Pablo González BlascoFilmes 3 Comments

(Batman – The Dark Knight) Diretor: Christopher Nolan. Atores: Christian Bale, Morgan Freeman, Michael Caine, Aron Eckart, Heath Ledger, Maggie Gyllenhal. 152 minutos.
Duas semanas em cartaz e mais de dois milhões de expectadores. Houve quem conseguisse comprar os últimos ingressos – aqueles que dão “direito” à primeira fileira e ficar com o nariz colado à tela – mas preferiu sentar-se lá em cima, no chão do corredor, para não perder o visual da estréia. Muitos jovens, alguns nem tanto, como aquele senhor que comentava entusiasmado na saída: “Você viu isso? Fantástico! Até que o ingresso a dezessete reais é ridículo. Bem que o Brasil precisava de uns quatro ou cinco batmans, principalmente em Brasília. Quem sabe dariam um jeito nessa corrupção que nos envergonha”. Fui reunindo os comentários que me chegavam nos dias que se seguiram ao lançamento do filme. Em todos os lugares, no ambiente profissional, nos hospitais onde trabalho – médicos, pacientes, funcionários – todos tinham Batman na ponta da língua. Lembrei-me de George Lucas, quando lá nos idos de 1976 contemplava a reação do público que tinha acabado de assistir a estreia de “Guerra nas Estrelas”. Parece que estava num bar, sentado, à frente do cinema. Vendo a multidão que saia vibrando, confirmou o que já desconfiava: as pessoas gostam de ver o bem e o mal convenientemente delimitados. “É como um faroeste, só que nas galáxias” – declarou à imprensa, na época. “A verdade é que todos nós gostamos que o mocinho ganhe. As pessoas, no fundo, querem enxergar claramente o que é bom e o que é mau. Daí, talvez, o sucesso do filme”. Quem sabe se as multidões que se entusiasmam com Batman não pensam o mesmo, muito embora não tenham consciência disso. A velha briga entre o bem e o mal: nem sempre com fronteiras tão claras como na epopéia galática de Lucas, mas embaralhadas, como na vida real. Ou será que tudo não passa de uma simples estréia, de mera novidade?

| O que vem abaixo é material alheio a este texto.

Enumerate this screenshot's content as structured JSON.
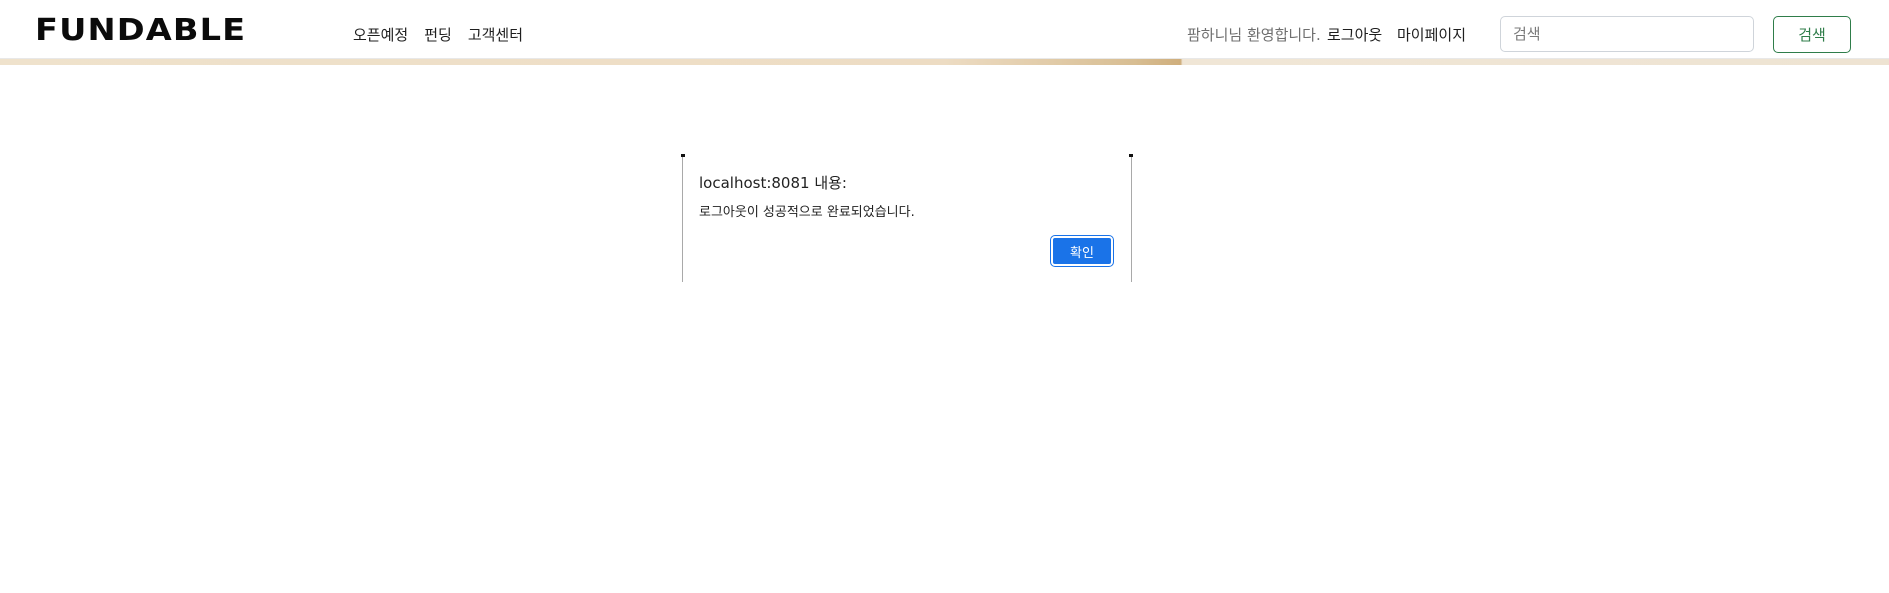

Não é do meu estilo entrar no vácuo dos booms de lançamentos. As coisas novas são apenas isso, novidades. Somente o tempo dirá se a novidade é boa, medíocre, ou ruim. O tempo – esse juiz implacável – encarrega-se de desgastar a novidade vazia, deslocando-a da gôndola intitulada “lançamento”, para encostá-la em outras, classificadas como “catálogo”, “acervo”, ou – o que é mais freqüente – nas gôndolas do “saldão”, vendidas a preço de banana. Talvez por isso eu tenha o costume de entrar nas locadoras com uma lista bem definida de filmes sobre os quais me informei previamente, selecionados à luz das críticas da imprensa, de revistas especializadas, mas também escolhidos muitas vezes na contramão das criticas. Porque nem sempre os críticos acertam, e garimpar o material que desprezam me faz encontrar, não poucas vezes, verdadeiras pérolas. A vida é curta, o tempo escasso. Não se pode perder tempo assistindo a inutilidades. Por isso, é preciso entrar nas locadoras com espírito de caçador, ir atrás dos filmes que valem a pena assistir. Vai aqui uma recomendação que pode ser útil nestes tempos de correria, de toneladas de informação inútil. Mas voltemos ao Batman.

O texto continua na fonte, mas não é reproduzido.